Tocaba una banda de reggae y la cerveza era baratísima. Me interesé sobre la física cuántica y como el tema lo entusiasmó, aproveché para verlo hablar. Usaba su boca de forma curiosa. Su labio inferior era más grueso que el superior y parecía que podía dominar los lados, mover la parte izquierda, después la derecha, y así bailar, entre oración y pensamiento. Tenía esta especie de tic de llevar la lengua hasta la comisura, y prácticamente no movía sus manos para hablar. Se sentaba cruzado de piernas y apoyaba sobre ellas una mano por encima de la otra. Sus rodillas eran flacas, sus brazos, rígidos, y llevaba un collar del tercer ojo bien ajustado al cuello. Martín creía en los universos paralelos.

- Capaz en otro universo, en lugar de estar acá conmigo, estás con la rubia –le dije, torpe, como diciendo entendí, y algo más.

- Suponete –respondió.

Tomamos cuatro o cinco botellas y para cuando el suelo no amortizaba ya a los pies, decidimos volver. A esa hora no había trenes, así que caminamos hasta una agencia de remis.
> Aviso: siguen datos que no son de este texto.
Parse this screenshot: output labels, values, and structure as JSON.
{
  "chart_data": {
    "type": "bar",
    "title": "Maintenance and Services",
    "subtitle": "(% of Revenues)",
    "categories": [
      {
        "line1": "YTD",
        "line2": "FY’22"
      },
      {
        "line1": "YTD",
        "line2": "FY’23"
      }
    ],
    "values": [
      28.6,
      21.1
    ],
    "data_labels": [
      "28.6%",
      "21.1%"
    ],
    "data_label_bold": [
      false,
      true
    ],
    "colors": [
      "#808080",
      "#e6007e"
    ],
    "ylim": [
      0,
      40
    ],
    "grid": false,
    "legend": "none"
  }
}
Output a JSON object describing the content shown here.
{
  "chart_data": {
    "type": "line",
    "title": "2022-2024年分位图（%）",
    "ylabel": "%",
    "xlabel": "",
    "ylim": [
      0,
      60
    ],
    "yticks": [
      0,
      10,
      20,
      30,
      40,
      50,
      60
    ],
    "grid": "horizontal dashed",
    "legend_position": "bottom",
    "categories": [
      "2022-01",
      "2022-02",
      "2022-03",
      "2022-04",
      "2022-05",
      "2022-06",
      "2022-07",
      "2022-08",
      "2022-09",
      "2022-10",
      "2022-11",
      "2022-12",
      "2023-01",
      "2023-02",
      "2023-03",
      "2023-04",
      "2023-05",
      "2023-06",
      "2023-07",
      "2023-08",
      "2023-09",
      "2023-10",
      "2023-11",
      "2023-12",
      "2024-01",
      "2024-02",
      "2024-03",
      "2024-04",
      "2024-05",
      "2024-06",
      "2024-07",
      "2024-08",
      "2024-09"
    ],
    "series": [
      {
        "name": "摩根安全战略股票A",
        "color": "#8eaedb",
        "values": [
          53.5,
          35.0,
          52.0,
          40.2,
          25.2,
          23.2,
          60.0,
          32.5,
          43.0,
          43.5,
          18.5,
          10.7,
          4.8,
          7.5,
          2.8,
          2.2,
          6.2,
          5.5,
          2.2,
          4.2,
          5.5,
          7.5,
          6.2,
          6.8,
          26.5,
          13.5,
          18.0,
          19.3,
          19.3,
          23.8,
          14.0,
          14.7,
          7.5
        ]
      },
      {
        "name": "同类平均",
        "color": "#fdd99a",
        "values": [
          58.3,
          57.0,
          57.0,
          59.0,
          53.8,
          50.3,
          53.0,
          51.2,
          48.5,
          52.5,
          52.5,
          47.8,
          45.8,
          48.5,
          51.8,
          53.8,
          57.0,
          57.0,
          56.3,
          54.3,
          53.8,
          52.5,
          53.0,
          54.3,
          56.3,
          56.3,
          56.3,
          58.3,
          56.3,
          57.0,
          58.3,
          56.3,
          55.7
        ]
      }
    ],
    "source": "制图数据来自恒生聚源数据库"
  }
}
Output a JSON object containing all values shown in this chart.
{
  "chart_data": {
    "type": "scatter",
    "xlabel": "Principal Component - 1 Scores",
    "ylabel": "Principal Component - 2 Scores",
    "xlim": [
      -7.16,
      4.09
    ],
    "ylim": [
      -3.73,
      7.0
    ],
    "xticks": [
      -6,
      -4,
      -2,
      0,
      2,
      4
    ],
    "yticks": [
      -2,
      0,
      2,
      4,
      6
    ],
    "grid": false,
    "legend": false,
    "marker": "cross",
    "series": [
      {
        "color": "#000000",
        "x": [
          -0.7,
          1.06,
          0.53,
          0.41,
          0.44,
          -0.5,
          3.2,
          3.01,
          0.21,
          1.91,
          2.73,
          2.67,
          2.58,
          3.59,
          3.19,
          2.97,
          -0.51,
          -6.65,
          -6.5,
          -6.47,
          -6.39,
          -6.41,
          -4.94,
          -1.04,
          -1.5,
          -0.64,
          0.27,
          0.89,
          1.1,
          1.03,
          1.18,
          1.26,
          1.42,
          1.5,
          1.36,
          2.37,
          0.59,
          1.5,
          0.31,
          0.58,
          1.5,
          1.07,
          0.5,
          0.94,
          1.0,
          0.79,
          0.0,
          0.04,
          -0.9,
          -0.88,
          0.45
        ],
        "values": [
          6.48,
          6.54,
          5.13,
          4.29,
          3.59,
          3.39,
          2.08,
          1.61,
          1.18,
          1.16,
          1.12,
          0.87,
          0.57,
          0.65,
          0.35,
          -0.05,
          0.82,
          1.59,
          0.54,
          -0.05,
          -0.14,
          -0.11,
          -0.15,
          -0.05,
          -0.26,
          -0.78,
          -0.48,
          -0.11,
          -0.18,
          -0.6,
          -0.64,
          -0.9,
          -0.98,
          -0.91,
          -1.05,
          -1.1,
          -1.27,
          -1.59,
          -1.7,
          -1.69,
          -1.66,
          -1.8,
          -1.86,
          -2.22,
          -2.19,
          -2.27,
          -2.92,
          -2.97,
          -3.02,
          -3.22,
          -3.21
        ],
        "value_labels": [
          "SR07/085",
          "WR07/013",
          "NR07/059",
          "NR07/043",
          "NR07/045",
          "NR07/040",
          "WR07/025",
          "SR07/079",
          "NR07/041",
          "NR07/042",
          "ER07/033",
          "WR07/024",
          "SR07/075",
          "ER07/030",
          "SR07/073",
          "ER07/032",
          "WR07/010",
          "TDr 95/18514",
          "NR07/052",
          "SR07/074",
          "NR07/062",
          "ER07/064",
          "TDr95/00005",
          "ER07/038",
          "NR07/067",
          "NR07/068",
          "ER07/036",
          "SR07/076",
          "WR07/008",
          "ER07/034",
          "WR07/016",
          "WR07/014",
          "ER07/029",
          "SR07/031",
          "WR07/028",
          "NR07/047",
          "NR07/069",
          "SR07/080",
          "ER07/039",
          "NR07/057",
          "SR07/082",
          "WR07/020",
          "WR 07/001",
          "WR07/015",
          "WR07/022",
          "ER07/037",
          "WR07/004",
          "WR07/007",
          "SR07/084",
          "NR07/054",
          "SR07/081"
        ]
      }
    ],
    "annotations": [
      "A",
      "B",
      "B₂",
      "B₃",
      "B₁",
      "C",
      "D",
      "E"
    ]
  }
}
Subimos a un auto sin música ni luz, cada uno por una puerta distinta y nos encontramos en el centro del asiento de atrás.

- Pero este es mi universo preferido, ahora -dijo y rodeó mi cintura, llevando mi cadera a un movimiento de distancia de la suya.

- En este universo me gustaste -miré su boca y miré sus ojos. Y miré sus labios separándose hasta mí.

Cuando estábamos llegando a mi casa le pregunté cuál sería su situación perfecta. Me dijo que imaginarme todo lo posible. Que iba a dibujar mi cuerpo con el vapor de su recuerdo para volver a buscarme. Bajé del auto, puse mi mano sobre la costura rígida de su pantalón y le di un beso en cada uno de sus cachetes. Cerré la puerta tras de mí y me quedé parada, viéndolo ir.

Entré al silencio de mi casa de siempre, pero esta vez la vi distinta. Lo había conseguido. La televisión estaba encendida, pero me sentía tan feliz, que el registro de lo concreto no me importó. Me recosté sobre el sillón y repasé las cenizas de la noche, alivianándome con el viento que se las iba llevando, que se lo lleva todo, y al que tanto conozco y hace que, para mí, cada día de bienestar sea –también- la perfección de mis posibilidades. Por saber de mis imposibilidades.

Me desperté con el timbre del teléfono. Me apuré en llegar hasta la cocina y atendí.

- ¿Hola?

- Hola –dijo una voz de mujer que me sonó familiar, pero que no terminé de reconocer.

- ¿Hola? Sí, ¿quién es? ¿quién es a esta hora? –insistí. Y cortó.


Quedé unos segundos mirando los carteles pegados en la heladera. “Be punk and you´ll survive”, “Si mirás mucho tiempo el abismo, el abismo te devuelve la mirada”. Y me reí de mí. Volví hasta el living para apagar la televisión, pasé un dedo por la pantalla sucia, y caminé hasta mi cuarto. Me acosté en la cama que estaba sin hacer y cuando el sueño me empujaba decidido hasta su oscuridad, la luz de una idea me dejó sentada sobre la cama. ¿A dónde había salido yo esa noche?